Artificial intelligence is not a future promise for the healthcare system: it is a current reality that is rapidly changing the organization of the system, the role of professionals and the patient experience. This question does not need to be incorporated into the health sector, if it is carried out with responsibility, criteria and strategic vision.
The sector is moving with unrivaled strength. Artificial intelligence is learning our lives and starting to permeate healthcare processes, from the automation of administrative procedures to the end of diagnostic imaging or pathological anatomy. But more than technology, the main network is cultural.
Professionals and patients should see it as an ally: a tool that speeds up processes while improving clinical accuracy and enabling a doctor-patient relationship that is more focused on value and less on bureaucracy.
This change from the door to more predictive, personalized and participatory medicine.

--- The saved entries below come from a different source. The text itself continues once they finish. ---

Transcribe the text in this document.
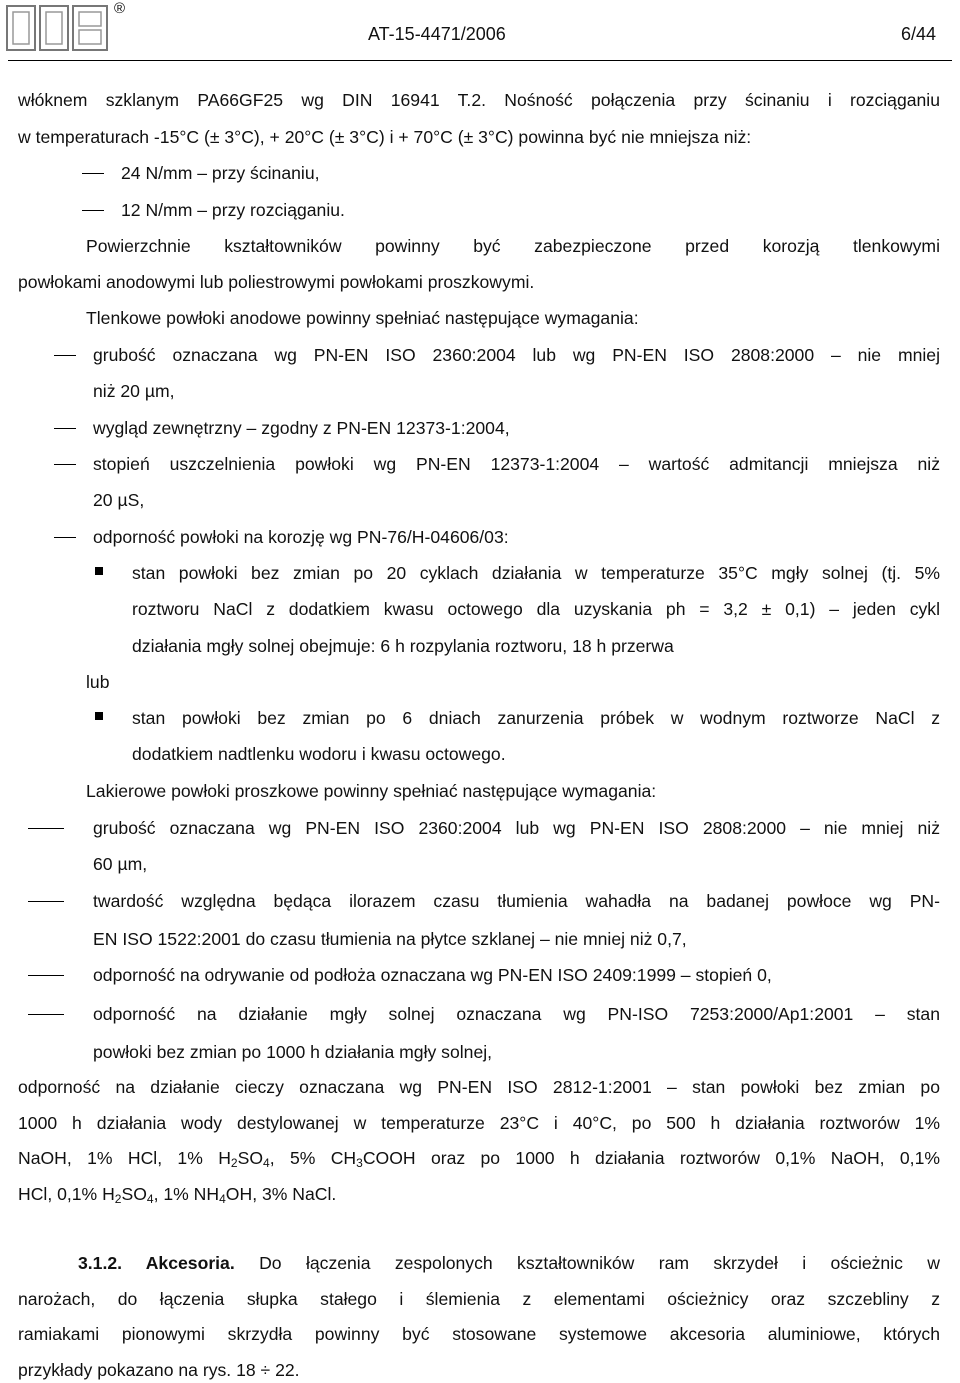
®
AT-15-4471/2006	6/44
włóknem szklanym PA66GF25 wg DIN 16941 T.2. Nośność połączenia przy ścinaniu i rozciąganiu
w temperaturach -15°C (± 3°C), + 20°C (± 3°C) i + 70°C (± 3°C) powinna być nie mniejsza niż:
24 N/mm – przy ścinaniu,
12 N/mm – przy rozciąganiu.
Powierzchnie kształtowników powinny być zabezpieczone przed korozją tlenkowymi
powłokami anodowymi lub poliestrowymi powłokami proszkowymi.
Tlenkowe powłoki anodowe powinny spełniać następujące wymagania:
grubość oznaczana wg PN-EN ISO 2360:2004 lub wg PN-EN ISO 2808:2000 – nie mniej
niż 20 µm,
wygląd zewnętrzny – zgodny z PN-EN 12373-1:2004,
stopień uszczelnienia powłoki wg PN-EN 12373-1:2004 – wartość admitancji mniejsza niż
20 µS,
odporność powłoki na korozję wg PN-76/H-04606/03:
stan powłoki bez zmian po 20 cyklach działania w temperaturze 35°C mgły solnej (tj. 5%
roztworu NaCl z dodatkiem kwasu octowego dla uzyskania ph = 3,2 ± 0,1) – jeden cykl
działania mgły solnej obejmuje: 6 h rozpylania roztworu, 18 h przerwa
lub
stan powłoki bez zmian po 6 dniach zanurzenia próbek w wodnym roztworze NaCl z
dodatkiem nadtlenku wodoru i kwasu octowego.
Lakierowe powłoki proszkowe powinny spełniać następujące wymagania:
grubość oznaczana wg PN-EN ISO 2360:2004 lub wg PN-EN ISO 2808:2000 – nie mniej niż
60 µm,
twardość względna będąca ilorazem czasu tłumienia wahadła na badanej powłoce wg PN-
EN ISO 1522:2001 do czasu tłumienia na płytce szklanej – nie mniej niż 0,7,
odporność na odrywanie od podłoża oznaczana wg PN-EN ISO 2409:1999 – stopień 0,
odporność na działanie mgły solnej oznaczana wg PN-ISO 7253:2000/Ap1:2001 – stan
powłoki bez zmian po 1000 h działania mgły solnej,
odporność na działanie cieczy oznaczana wg PN-EN ISO 2812-1:2001 – stan powłoki bez zmian po
1000 h działania wody destylowanej w temperaturze 23°C i 40°C, po 500 h działania roztworów 1%
NaOH, 1% HCl, 1% $H_2SO_4$, 5% $CH_3COOH$ oraz po 1000 h działania roztworów 0,1% NaOH, 0,1%
HCl, 0,1% $H_2SO_4$, 1% $NH_4OH$, 3% NaCl.
3.1.2. Akcesoria. Do łączenia zespolonych kształtowników ram skrzydeł i ościeżnic w
narożach, do łączenia słupka stałego i ślemienia z elementami ościeżnicy oraz szczebliny z
ramiakami pionowymi skrzydła powinny być stosowane systemowe akcesoria aluminiowe, których
przykłady pokazano na rys. 18 ÷ 22.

The ability to predict disease, standardize courses of care and accompany the patient before, during and after the system is a tipping point: we are moving from action-based medicine to continuous process medicine.

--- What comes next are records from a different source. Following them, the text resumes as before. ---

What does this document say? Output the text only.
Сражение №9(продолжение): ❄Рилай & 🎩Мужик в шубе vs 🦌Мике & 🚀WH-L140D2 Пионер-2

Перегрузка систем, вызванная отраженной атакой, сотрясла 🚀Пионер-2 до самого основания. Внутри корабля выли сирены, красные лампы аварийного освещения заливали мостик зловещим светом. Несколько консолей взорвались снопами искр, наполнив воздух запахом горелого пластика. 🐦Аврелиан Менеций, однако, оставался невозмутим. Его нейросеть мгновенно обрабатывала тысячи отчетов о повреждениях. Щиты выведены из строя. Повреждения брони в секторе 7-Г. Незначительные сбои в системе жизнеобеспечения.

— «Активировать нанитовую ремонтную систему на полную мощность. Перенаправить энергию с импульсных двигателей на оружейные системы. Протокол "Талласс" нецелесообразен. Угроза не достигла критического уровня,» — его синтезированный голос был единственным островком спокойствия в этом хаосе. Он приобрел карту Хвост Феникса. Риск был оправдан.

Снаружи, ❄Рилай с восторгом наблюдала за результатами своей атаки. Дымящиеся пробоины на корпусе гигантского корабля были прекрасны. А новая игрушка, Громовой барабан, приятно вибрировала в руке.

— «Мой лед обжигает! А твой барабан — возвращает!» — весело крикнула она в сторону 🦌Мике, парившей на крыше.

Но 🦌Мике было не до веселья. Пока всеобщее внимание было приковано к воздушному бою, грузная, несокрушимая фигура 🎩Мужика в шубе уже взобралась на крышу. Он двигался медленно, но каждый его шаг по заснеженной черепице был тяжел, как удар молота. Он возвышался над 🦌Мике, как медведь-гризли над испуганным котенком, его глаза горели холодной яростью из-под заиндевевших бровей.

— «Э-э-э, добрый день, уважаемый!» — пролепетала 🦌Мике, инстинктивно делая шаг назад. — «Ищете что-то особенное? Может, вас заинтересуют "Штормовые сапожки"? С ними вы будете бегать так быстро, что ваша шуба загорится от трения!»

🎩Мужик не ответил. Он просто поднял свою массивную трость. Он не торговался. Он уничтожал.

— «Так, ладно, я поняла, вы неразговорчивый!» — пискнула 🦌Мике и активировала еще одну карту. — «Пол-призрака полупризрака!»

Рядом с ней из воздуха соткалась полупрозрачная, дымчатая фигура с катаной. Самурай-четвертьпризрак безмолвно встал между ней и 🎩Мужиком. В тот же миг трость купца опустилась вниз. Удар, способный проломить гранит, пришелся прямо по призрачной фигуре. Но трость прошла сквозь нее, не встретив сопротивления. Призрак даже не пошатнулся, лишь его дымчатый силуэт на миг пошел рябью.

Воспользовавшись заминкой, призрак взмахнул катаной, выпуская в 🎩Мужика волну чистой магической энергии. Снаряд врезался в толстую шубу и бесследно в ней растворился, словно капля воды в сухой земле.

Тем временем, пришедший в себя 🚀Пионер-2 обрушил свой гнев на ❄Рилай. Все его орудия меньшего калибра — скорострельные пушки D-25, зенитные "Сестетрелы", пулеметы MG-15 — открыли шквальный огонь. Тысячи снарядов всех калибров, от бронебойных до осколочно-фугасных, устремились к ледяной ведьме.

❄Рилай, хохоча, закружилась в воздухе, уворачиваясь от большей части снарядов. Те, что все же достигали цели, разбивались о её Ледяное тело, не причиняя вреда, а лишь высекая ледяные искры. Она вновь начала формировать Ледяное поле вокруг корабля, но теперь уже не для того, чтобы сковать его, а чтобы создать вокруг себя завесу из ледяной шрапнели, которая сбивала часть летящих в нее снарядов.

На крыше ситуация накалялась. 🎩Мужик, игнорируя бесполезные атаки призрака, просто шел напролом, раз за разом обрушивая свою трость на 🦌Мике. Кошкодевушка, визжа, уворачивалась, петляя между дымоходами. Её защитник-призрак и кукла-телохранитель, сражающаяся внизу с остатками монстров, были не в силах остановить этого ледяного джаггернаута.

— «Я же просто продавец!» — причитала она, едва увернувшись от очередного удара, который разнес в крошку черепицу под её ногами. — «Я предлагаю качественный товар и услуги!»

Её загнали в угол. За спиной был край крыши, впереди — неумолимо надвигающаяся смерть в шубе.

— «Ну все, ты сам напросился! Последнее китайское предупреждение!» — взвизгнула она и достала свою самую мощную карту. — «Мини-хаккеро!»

The focus is not just on the consultation or diagnostic test, but on the entire patient journey, from the first symptom to follow-up.
This technology makes it possible to carry out tests before a doctor’s visit and familiarize patients with standard circuits
In this context, AI acts as an accelerator of transformation. On the one hand, it allows you to automate more treatment processes and free up clinical time. In addition, it brings value to medical complexity, helping to integrate information, prioritize issues, and strengthen decision-making. It does not replace a professional, but enhances your skills.
Artisanal moment of medicine – human interaction, physical exploration, empathy – remains intact. The difference is that it is now supported by tools that offer context, memory and analysis at a scale impossible for a single person.
The impact also applies to the assistance model. The technology makes it possible to carry out tests before visiting a doctor, familiarize patients with standard circuits and monitor once you leave the hospital.
Today, a significant proportion of patients go through technological herramentas before seeing a specialist, and there are hundreds of pre-defined clinical treatments that guarantee consistency and quality. The goal is clear: reduce hope, increase immediacy and offer faster responses in a system focused on public health and prevention of recurrences.
This process does not distinguish between public and private healthcare. Artificial intelligence keeps you connected, connects information and blurs borders. The system is unique and requires complementarity.
Artificial intelligence is going to strengthen prevention, redefine processes and promote a broader concept of health
Its agility and ability to adapt from the private sector facilitate the co-creation of solutions and responsible experimentation, always with an undeniable premise: quality and safety. There are no second chances in health. Herramientas must be well tested, meet exacting standards and offer clinical guarantees before expansion.
Regulation, while necessary, proceeds with caution. Europe favors the “do no harm” principle, which slows down certain developments, but should not become an excuse to slow down innovation.
Other health technologies – such as robotic surgery – also grew before coming into contact with complex regulatory frameworks. The club proceeds in a controlled manner, defines responsibilities and ensures that every decision it makes is always confirmed by a professional.
At the same time, new profiles appear. Process engineers with a medical education, clinicians with a consultative mentality, nurses as case managers, multidisciplinary teams capable of translating assistance needs into technological solutions.
There are no clear training itineraries for many of these roles: they are based on experience. Here, the patient becomes more informed, more active and more demanding, looking for speed, accompaniment and participation in their own care.
The real challenge is not technological, but adoption. Escalating these solutions requires training, internal communication and a willingness to change. Many beginners end up with a lack of data or find themselves in the “game world”. Like any medicine, AI must be proven to deliver real results: better diagnosis, better survival, better quality of life. This is the only way to consolidate its content in clinical practice.
We are facing a profound transformation and no return. Artificial intelligence strengthens prevention, redefines processes and supports a broader concept of health, focused on what occurs before illness.
Tight integration allows you to treat each patient in a more integrated way, connecting systems and offering more efficient and humane care. The final message is clear: those who do not embrace this transformation will follow later.
AI is not an end, but a means to building a more sustainable, accurate and human-centered healthcare system. The task is collective – institutions, experts and citizens – and the opportunity is historic.
*** Borja Sangrador, Partner responsible for Health & Life Sciences at EY.